The full list of current NT public exposure sites can be found at NT Government website for coronavirus.
Katherine lockdown to continue beyond tomorrow’s deadline at
Katherine will have to be in some sort of lockdown or lockout until December 4, Mr Gunner said.
“That does not mean the whole period will be locked down,” he said.
“We will move on to a lockout at some point. I can not give you more comfort with when it will be.”
NT Police Commissioner Jamie Chalker said authorities hoped the shutdown could be lifted when Katherine’s double-dose vaccination rate reached 80 percent, though that could not be guaranteed.
Katherine’s current vaccination rate is 77 percent.
“The worrying thing is that the wastewater [is staying] persistent and now with the golf course that has come on board, “said Commissioner Chalker.
“What we’m quite comfortable with, though, is that the amount of testing that comes through, [the number of] people coming forward, the fact that the shutdown is in place – hopefully when Katherine reaches 80 percent, we should at least be through this and have negative results throughout the wastewater.
“That’s definitely what we’re working towards.”
He said there were plans to help Darwin or Alice Springs residents, who had been caught in the Katherine lockdown, return home.
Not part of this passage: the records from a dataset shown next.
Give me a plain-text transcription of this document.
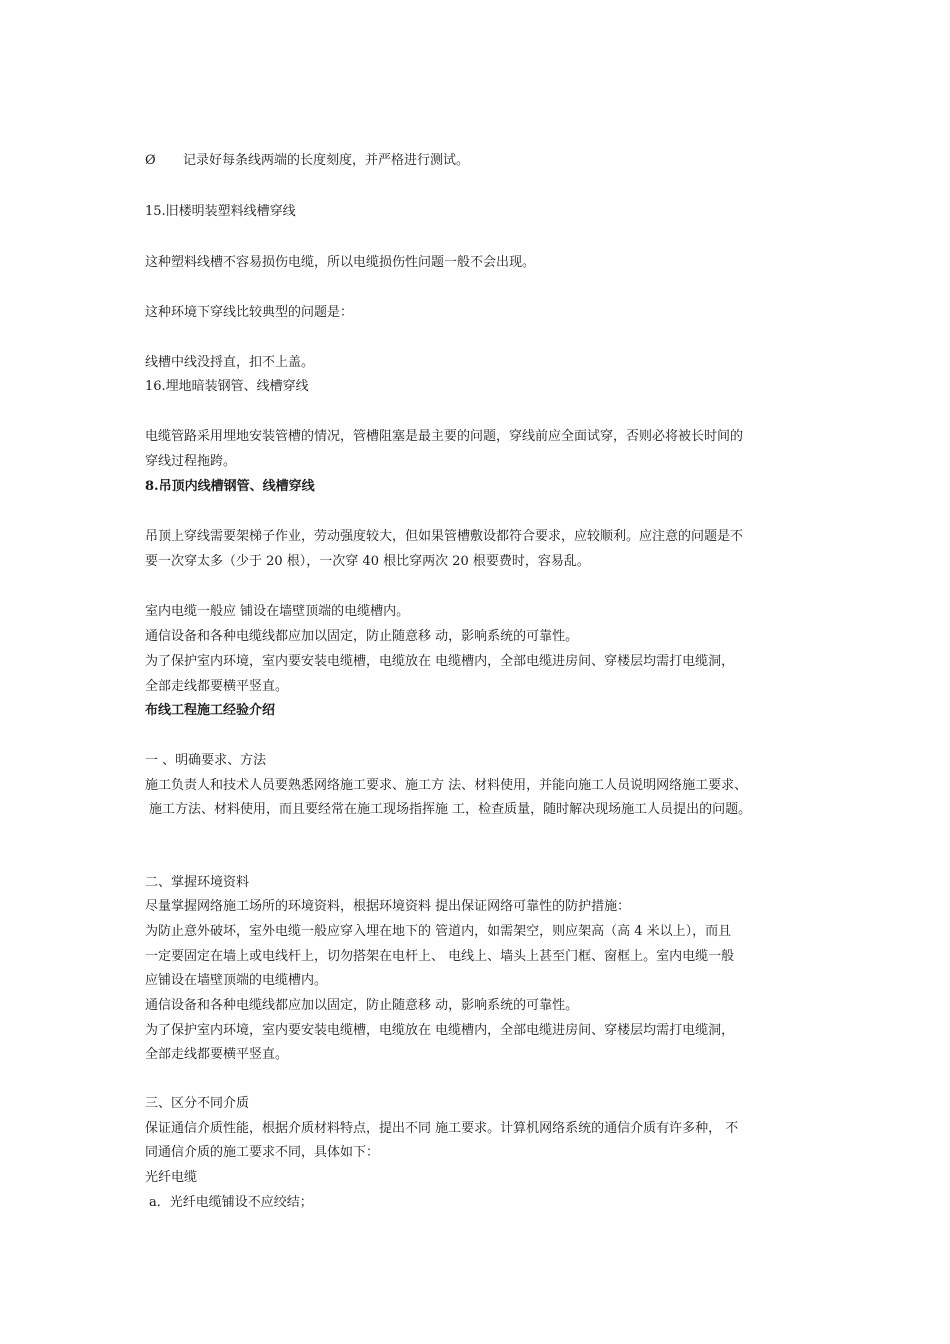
Ø 记录好每条线两端的长度刻度，并严格进行测试。
15.旧楼明装塑料线槽穿线
这种塑料线槽不容易损伤电缆，所以电缆损伤性问题一般不会出现。
这种环境下穿线比较典型的问题是：
线槽中线没捋直，扣不上盖。
16.埋地暗装钢管、线槽穿线
电缆管路采用埋地安装管槽的情况，管槽阻塞是最主要的问题，穿线前应全面试穿，否则必将被长时间的
穿线过程拖跨。
8.吊顶内线槽钢管、线槽穿线
吊顶上穿线需要架梯子作业，劳动强度较大，但如果管槽敷设都符合要求，应较顺利。应注意的问题是不
要一次穿太多（少于 20 根），一次穿 40 根比穿两次 20 根要费时，容易乱。
室内电缆一般应 铺设在墙壁顶端的电缆槽内。
通信设备和各种电缆线都应加以固定，防止随意移 动，影响系统的可靠性。
为了保护室内环境，室内要安装电缆槽，电缆放在 电缆槽内，全部电缆进房间、穿楼层均需打电缆洞，
全部走线都要横平竖直。
布线工程施工经验介绍
一 、明确要求、方法
施工负责人和技术人员要熟悉网络施工要求、施工方 法、材料使用，并能向施工人员说明网络施工要求、
施工方法、材料使用，而且要经常在施工现场指挥施 工，检查质量，随时解决现场施工人员提出的问题。
二、掌握环境资料
尽量掌握网络施工场所的环境资料，根据环境资料 提出保证网络可靠性的防护措施：
为防止意外破坏，室外电缆一般应穿入埋在地下的 管道内，如需架空，则应架高（高 4 米以上），而且
一定要固定在墙上或电线杆上，切勿搭架在电杆上、 电线上、墙头上甚至门框、窗框上。室内电缆一般
应铺设在墙壁顶端的电缆槽内。
通信设备和各种电缆线都应加以固定，防止随意移 动，影响系统的可靠性。
为了保护室内环境，室内要安装电缆槽，电缆放在 电缆槽内，全部电缆进房间、穿楼层均需打电缆洞，
全部走线都要横平竖直。
三、区分不同介质
保证通信介质性能，根据介质材料特点，提出不同 施工要求。计算机网络系统的通信介质有许多种， 不
同通信介质的施工要求不同，具体如下：
光纤电缆
a．光纤电缆铺设不应绞结；
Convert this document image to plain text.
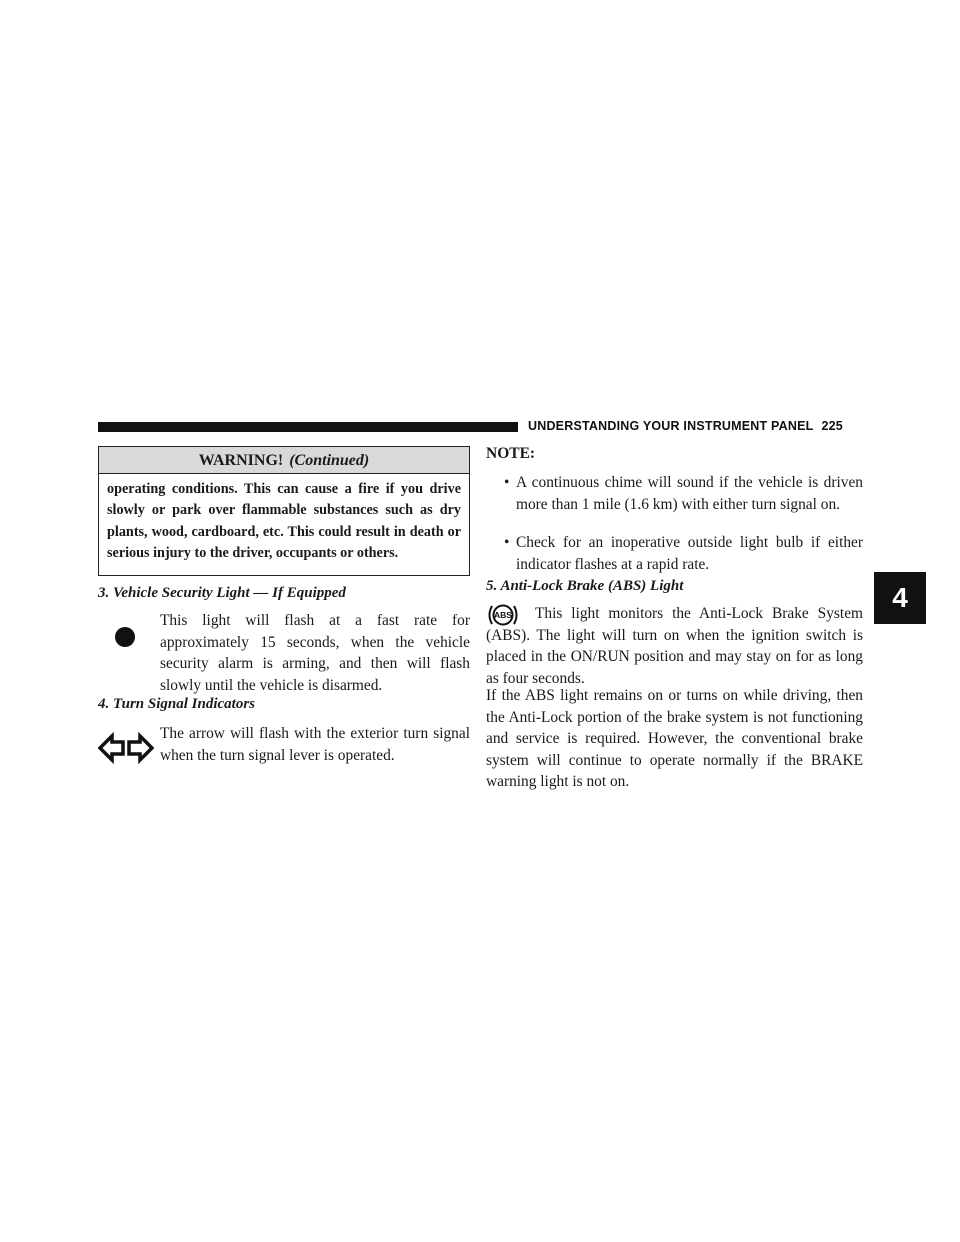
UNDERSTANDING YOUR INSTRUMENT PANEL 225
4
WARNING! (Continued)
operating conditions. This can cause a fire if you drive slowly or park over flammable substances such as dry plants, wood, cardboard, etc. This could result in death or serious injury to the driver, occupants or others.
3. Vehicle Security Light — If Equipped
This light will flash at a fast rate for approximately 15 seconds, when the vehicle security alarm is arming, and then will flash slowly until the vehicle is disarmed.
4. Turn Signal Indicators
The arrow will flash with the exterior turn signal when the turn signal lever is operated.
NOTE:
• A continuous chime will sound if the vehicle is driven more than 1 mile (1.6 km) with either turn signal on.
• Check for an inoperative outside light bulb if either indicator flashes at a rapid rate.
5. Anti-Lock Brake (ABS) Light
ABS	This light monitors the Anti-Lock Brake System (ABS). The light will turn on when the ignition switch is placed in the ON/RUN position and may stay on for as long as four seconds.
If the ABS light remains on or turns on while driving, then the Anti-Lock portion of the brake system is not functioning and service is required. However, the conventional brake system will continue to operate normally if the BRAKE warning light is not on.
He urged these people to get a COVID test right away.
Reports of strong compliance in Katherine and surrounding areas
Commissioner Chalker said people in cordoned off areas had been “really in agreement”.
“We have had the Australian Defense Forces mobilized … so we are very grateful for that support,” he said.
“And it will definitely make our ability to respond more broadly to ensure that people are compatible within the Katherine area.”
In an unrelated incident this morning, Commissioner Chalker said a man at the Coolalinga vaccination center in Darwin pushed the hands of a health worker away, “grabbed the needle and sprayed himself with the vaccine”.
“It is not appropriate behavior,” he said, adding that the man has been fined by police.
“Again, the vaccination staff is there to help you, they should not be subjected to that type of behavior. It just can not be tolerated.”
Loading form …
Disclaimers for mcutimes.com
All the information on this website – https://mcutimes.com – is published in good faith and for general information purposes only. mcutimes.com does not make any warranties about the completeness, reliability, and accuracy of this information. Any action you take upon the information you find on this website (mcutimes.com), is strictly at your own risk. mcutimes.com will not be liable for any losses and/or damages in connection with the use of our website.